TfL is keeping wheelchair boarding ramps at 16 tube stations for a few more months, at least.

Ramps help wheelchair users get over the gap between platform and train and have, unsurprisingly, been popular with disabled people using the underground during the Games. (Earlier this year wheelchair user John Thornton put together his own map of accessible London stations. The results... well, we'd say they'll surprise you, but they probably won't.) Ramps are available at Hammersmith, King's Cross St Pancras, West Ham, Westminster, Southfields, Wimbledon, Earl's Court, Fulham Broadway, Stratford, Woodford, Oxford Circus, Queen's Park, Edgware, Morden, Finchley Central and Stockwell.

The move isn't guaranteed to be permanent, though. Over this next few months TfL will conduct a review into ramp use, looking at benefits to customers, reliability, cost, level of usage and – interestingly – potential locations for future use. If you use a wheelchair, try and pay a visit to these stations as we're potentially in a use-it-or-lose-it situation.
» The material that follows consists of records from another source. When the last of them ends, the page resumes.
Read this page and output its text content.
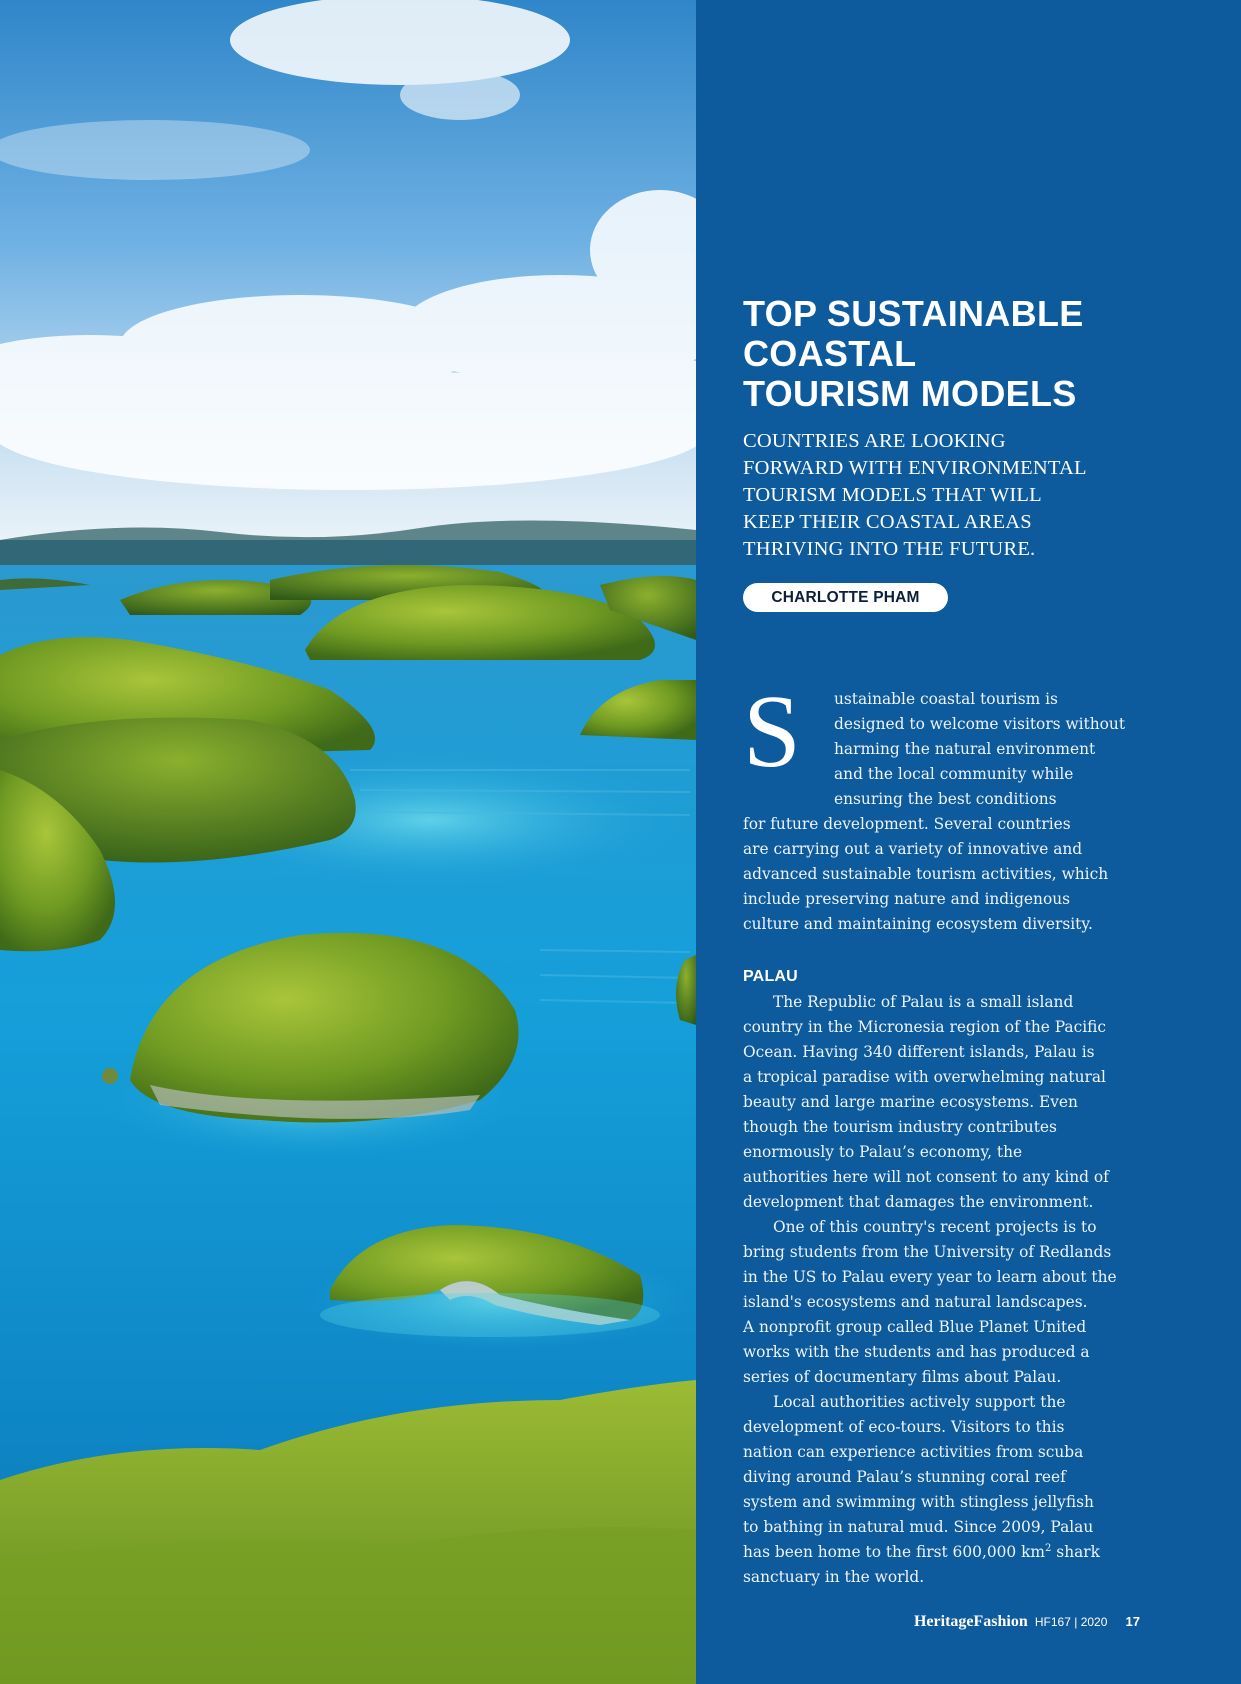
TOP SUSTAINABLE
COASTAL
TOURISM MODELS

COUNTRIES ARE LOOKING
FORWARD WITH ENVIRONMENTAL
TOURISM MODELS THAT WILL
KEEP THEIR COASTAL AREAS
THRIVING INTO THE FUTURE.

CHARLOTTE PHAM
S	ustainable coastal tourism is
designed to welcome visitors without
harming the natural environment
and the local community while
ensuring the best conditions
for future development. Several countries
are carrying out a variety of innovative and
advanced sustainable tourism activities, which
include preserving nature and indigenous
culture and maintaining ecosystem diversity.
PALAU
The Republic of Palau is a small island
country in the Micronesia region of the Pacific
Ocean. Having 340 different islands, Palau is
a tropical paradise with overwhelming natural
beauty and large marine ecosystems. Even
though the tourism industry contributes
enormously to Palau’s economy, the
authorities here will not consent to any kind of
development that damages the environment.
One of this country's recent projects is to
bring students from the University of Redlands
in the US to Palau every year to learn about the
island's ecosystems and natural landscapes.
A nonprofit group called Blue Planet United
works with the students and has produced a
series of documentary films about Palau.
Local authorities actively support the
development of eco-tours. Visitors to this
nation can experience activities from scuba
diving around Palau’s stunning coral reef
system and swimming with stingless jellyfish
to bathing in natural mud. Since 2009, Palau
has been home to the first 600,000 $km^2$ shark
sanctuary in the world.
HeritageFashion HF167 | 2020 17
We can forsee another slight problem, however. These ramps need a member of staff on hand to get them into position (unlike, say, the platform humps at certain stations). TfL went all out on staffing during the Games but we're now back to normality, and it'll be harder to find someone who can help. The Guardian has been running some interesting articles about how Paralympic London isn't quite the same as day-to-day London, with gold medal winning Sophie Christiansen pointing out:

Access is horrendous in London... the Paralympics has improved London transport in terms of the number of helpers. But in terms of actual physical access, they haven't done anything.

Hopefully TfL will decide the ramps are a long-term necessity and they'll not just stay, but be extended across the network. Because there's just no point in having had 11 days of equality, where London showed the world just the start of how things should be done, only to slip back to the old status quo.